Après la crise financière de 2008, les institutions européennes ont décidé de réguler davantage les marchés financiers et de renforcer la protection des épargnants. Elles imposent notamment de nouvelles obligations aux Conseillers en Gestion de Patrimoine Indépendant (CGPI).

Depuis 2003, le statut de Conseiller en Investissement Financier (CIF) encadre la profession de Conseiller en Gestion de Patrimoine Indépendant (CGPI). Il impose un certain nombre d'obligations et d'interdictions aux CGPI, contrôlées par l'Autorité des Marchés Financiers (AMF). Récemment, la réglementation européenne a renforcé leurs devoirs en matière d'informations, de rémunération et de conseil.

Une information renforcée

Comme son nom l'indique, le CGPI exerce un métier de conseil dont l'objectif est de valoriser le patrimoine de ses clients. Après avoir analysé leur situation, il leur propose une stratégie d'investissement globale adaptée à leurs besoins et à leurs objectifs. Pour mener à bien sa mission, la loi l'oblige à s'enquérir de leurs connaissances des investissements et, de leur degré d'acceptation des risques, puis à leur faire signer une lettre de mission rappelant les objectifs poursuivis et les modalités de sa rémunération.
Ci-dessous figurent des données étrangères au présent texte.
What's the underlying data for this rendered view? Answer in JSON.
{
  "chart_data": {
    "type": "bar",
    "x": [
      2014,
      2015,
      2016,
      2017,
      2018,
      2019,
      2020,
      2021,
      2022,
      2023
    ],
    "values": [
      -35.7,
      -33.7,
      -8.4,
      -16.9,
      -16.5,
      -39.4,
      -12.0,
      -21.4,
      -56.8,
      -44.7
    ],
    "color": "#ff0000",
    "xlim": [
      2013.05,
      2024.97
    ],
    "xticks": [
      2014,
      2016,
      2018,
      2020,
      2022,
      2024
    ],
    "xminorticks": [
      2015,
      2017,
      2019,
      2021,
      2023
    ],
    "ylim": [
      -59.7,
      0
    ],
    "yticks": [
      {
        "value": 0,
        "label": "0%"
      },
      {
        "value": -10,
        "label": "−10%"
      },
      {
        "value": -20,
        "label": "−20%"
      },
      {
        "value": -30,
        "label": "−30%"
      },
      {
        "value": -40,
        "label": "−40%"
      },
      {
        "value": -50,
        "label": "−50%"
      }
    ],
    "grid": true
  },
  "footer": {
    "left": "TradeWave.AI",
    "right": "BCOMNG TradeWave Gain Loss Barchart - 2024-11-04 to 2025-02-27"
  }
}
Le CGPI doit également indiquer les conditions de sélection des investissements qu'il conseille, et révéler les liens éventuels qui l'unissent aux établissements dont il commercialise les produits financiers. Par ailleurs, il doit délivrer une information claire, exacte et non trompeuse sur les produits proposés (performances, risques, liquidité...). Enfin, il doit faire apparaître le total des coûts et des frais liés aux investissements réalisés par son intermédiaire.

Une rémunération clarifiée

Un CGPI peut percevoir des honoraires pour sa prestation de conseil, facturés à l'acte ou au forfait. Cependant, la rémunération des CGPI est principalement constituée de rétrocessions de droits d'entrée et de frais de gestion annuels.

Le CGPI touche aussi des commissionnements sur les produits qu'il vend (via les sociétés qui les commercialisent).

Cependant, pour l'essentiel, sa rémunération est constituée par les commissionnements sur les produits qu'il vend, versés par les établissements qui les commercialisent. Ainsi, une partie des commissions des investissements qu'il vous conseille lui sont reversées.

Le CGPI doit toujours agir au mieux de vos intérêts (devoir de conseils) et vous tenir informé de l'existence des commissions objets de ses facturations. Celles-ci doivent notamment être justifiées par l'amélioration de la qualité du service rendu.

Bon à savoir

À compter de 2018, seuls les conseillers patrimoniaux rémunérés exclusivement sur honoraires seront considérés comme des CGP indépendants. Les autres seront considérés comme des CGP non indépendants.

Un conseil réellement indépendant

Le CGPI doit proposer un nombre suffisant d'instruments financiers à ses clients, ne comprenant pas que des produits d'établissements avec lesquels il a des liens. La gamme des produits qu'il conseille doit être représentative de l'offre existante sur le marché, en termes de risques, de coût et de complexité. S'il est spécialisé dans le conseil sur certains investissements uniquement, il doit vous en informer clairement dès les premiers échanges.

MIF 2, PRIIPs, IDD...

Pour l'essentiel, les nouvelles règles de conduite imposée aux conseillers financiers sont issues de la directive de régulation des marchés financiers MIF 2. Son entrée en vigueur, prévue pour le 3 janvier 2017, a été repoussée d'un an par la Commission européenne. À partir de 2018, le règlement PRIIPs obligera aussi les intermédiaires financiers à remettre un document d'information à leurs clients, avant toute souscription d'un produit d'investissement packagé. L'objectif est de les informer de la nature du produit, des risques qu'il comporte et des modalités pour récupérer les montants investis. Enfin, la directive IDD étend les principes de la directive MIF 2 au secteur de la distribution des produits d'assurance, notamment à l'assurance-vie. La France a jusqu'au 23 février 2018 pour la transposer en droit interne.